After sitting for hours each day, many people’s hips suffer from two things: weakness and stiffness.
Not a fun combination!
But there are three ingredients to fix this:
- Mobility: getting movement into the joint releases synovial fluid, which can relieve stiffness and delivers the nutrients your hip joint needs to be healthy.
- Strengthening: strong surrounding muscles provide support to the joint itself as well as protecting its tendons and ligaments.
- Stretching: lengthening the muscles surrounding the hip allows for proper range of motion and helps prevent the muscles from getting injured.
I’ve put together a routine that not only gets movement and strength building into your hips, it also stretches the major lower body muscles that get tight from sitting: your hip flexors and hamstrings.
In this 4 Step Routine for Desk Workers you will:
- Release tension in your hips
- Strengthen deep stabilizing hip and core muscles
- Stretch and strengthen major muscles in your legs
This is also a great starting point to get you back on track to stable, balanced hips if you’ve experienced hip discomfort on one side.
Prefer a set of follow along videos? Click here to see what I’m working on!
Step 1: Mobility – with support to warm up & release synovial fluid
- Come onto you your knees and step your front foot forward preparing to come into a low lunge
- Use your arms to take some of the load off your legs, either with yoga blocks or a chair beside you
- Shift your hips forward until your front knee is in line with your ankle, then back until your hips are in line with your back knee
- Continue this movement 5 times


Tip: Finding the right distance between your back knee and front foot can take some experimenting. If your front knee easily goes further than your ankle, try stepping your foot further away. On the flip side, if you aren’t able to bring your knee in line with your ankle, try stepping closer until you can.
Step 2: Mobility – Unsupported to build strength & stability
- Focus on fully engaging the muscles in your legs as well as your core to keep you balanced, then bring your arms by your sides
- Continue to the previous movement, except raise your arms above you head as you shift your hips forward, then down by your sides as you shift them back
- Repeat this movement 5 times

Tip: The further the distance between your front foot and your back knee, the more challenging it will be. Feel free to experiment with different levels to find what works best for you.
Step 3: Strength – Hold the Low Lunge
- The next time you shift the hips forward, hold it there.
- After 30-60 seconds shift the hips back to take a short rest, then repeat one more time.

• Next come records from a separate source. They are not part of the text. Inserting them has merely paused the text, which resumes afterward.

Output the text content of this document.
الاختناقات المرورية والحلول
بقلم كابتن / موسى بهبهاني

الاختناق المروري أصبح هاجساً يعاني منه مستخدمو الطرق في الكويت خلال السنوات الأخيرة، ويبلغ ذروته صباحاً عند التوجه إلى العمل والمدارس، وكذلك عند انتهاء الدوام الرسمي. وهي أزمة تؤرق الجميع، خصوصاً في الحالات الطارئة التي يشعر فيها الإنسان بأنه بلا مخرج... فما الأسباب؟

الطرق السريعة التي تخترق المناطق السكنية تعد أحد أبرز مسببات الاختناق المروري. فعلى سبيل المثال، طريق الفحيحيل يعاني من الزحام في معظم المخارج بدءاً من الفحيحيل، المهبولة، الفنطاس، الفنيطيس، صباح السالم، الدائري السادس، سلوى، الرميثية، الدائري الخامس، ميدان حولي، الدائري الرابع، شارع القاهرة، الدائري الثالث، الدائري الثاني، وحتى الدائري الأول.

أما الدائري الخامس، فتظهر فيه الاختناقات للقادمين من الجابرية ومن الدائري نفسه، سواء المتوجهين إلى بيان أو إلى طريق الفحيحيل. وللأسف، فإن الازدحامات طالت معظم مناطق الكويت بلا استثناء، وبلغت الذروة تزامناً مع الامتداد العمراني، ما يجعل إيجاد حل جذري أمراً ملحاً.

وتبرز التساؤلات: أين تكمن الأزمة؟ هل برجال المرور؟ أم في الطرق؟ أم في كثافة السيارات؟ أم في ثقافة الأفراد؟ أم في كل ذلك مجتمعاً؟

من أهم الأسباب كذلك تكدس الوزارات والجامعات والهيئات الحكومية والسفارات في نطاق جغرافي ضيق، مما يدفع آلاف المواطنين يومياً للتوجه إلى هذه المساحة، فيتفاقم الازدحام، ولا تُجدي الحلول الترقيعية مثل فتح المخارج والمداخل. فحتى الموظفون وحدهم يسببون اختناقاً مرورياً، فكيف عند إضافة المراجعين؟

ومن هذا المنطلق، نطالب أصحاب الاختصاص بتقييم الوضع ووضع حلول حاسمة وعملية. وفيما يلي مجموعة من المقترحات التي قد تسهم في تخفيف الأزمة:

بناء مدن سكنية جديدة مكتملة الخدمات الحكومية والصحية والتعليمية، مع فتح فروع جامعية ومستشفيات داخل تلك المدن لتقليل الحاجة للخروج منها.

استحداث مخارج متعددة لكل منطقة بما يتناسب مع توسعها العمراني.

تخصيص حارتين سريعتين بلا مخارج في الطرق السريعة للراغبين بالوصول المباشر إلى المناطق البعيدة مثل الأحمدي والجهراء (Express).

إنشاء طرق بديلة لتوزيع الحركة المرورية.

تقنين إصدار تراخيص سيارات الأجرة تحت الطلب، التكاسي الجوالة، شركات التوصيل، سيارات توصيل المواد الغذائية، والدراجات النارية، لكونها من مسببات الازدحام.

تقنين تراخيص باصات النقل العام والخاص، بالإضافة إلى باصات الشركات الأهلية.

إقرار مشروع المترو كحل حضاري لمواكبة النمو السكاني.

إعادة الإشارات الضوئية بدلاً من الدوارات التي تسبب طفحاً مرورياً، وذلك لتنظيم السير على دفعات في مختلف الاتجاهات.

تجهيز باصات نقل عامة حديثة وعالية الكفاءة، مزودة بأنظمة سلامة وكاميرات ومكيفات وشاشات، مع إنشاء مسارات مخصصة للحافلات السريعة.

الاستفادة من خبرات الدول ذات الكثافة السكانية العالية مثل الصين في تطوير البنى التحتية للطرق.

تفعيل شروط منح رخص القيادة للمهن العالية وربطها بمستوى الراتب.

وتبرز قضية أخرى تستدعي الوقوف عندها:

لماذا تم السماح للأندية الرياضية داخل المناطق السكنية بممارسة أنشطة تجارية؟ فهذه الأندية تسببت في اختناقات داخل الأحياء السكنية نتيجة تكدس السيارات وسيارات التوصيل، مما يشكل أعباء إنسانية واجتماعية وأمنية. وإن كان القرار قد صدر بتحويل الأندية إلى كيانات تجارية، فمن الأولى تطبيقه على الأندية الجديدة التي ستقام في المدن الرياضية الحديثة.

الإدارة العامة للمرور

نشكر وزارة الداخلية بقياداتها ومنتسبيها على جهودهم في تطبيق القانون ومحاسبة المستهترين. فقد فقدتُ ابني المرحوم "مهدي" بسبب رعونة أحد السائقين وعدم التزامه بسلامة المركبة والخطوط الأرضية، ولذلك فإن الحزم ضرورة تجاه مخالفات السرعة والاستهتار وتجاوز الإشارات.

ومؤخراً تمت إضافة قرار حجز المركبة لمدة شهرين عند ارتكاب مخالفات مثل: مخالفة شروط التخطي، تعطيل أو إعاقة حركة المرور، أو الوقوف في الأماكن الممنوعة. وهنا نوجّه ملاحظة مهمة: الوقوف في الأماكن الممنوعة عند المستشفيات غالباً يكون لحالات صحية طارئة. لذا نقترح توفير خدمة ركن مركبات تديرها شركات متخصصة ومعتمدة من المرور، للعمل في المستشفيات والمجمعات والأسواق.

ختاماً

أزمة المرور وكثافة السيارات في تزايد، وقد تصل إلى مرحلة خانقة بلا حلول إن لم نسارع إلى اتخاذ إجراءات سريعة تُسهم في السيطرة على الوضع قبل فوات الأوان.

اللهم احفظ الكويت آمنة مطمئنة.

Tip: If holding this pose feels challenging, instead of keeping the arms lifted, you can bring your hands to your front thigh for some extra support.
Step 4: Stretch
- Stay in your low lunge, but return to using your blocks or chair for support.
- Allow your lower body to relax, and sink your hips until you feel a stretch in the front of your back hip and the glute of your front leg.
- Hold for 30-60 seconds.

- Then shift your hips back, flex your foot and straighten your front leg.
- Hinge forward from your hips until you feel a stretch in your front leg’s hamstring
- Hold for 30-60 seconds.

Then repeat steps 1-4 with the other leg in front.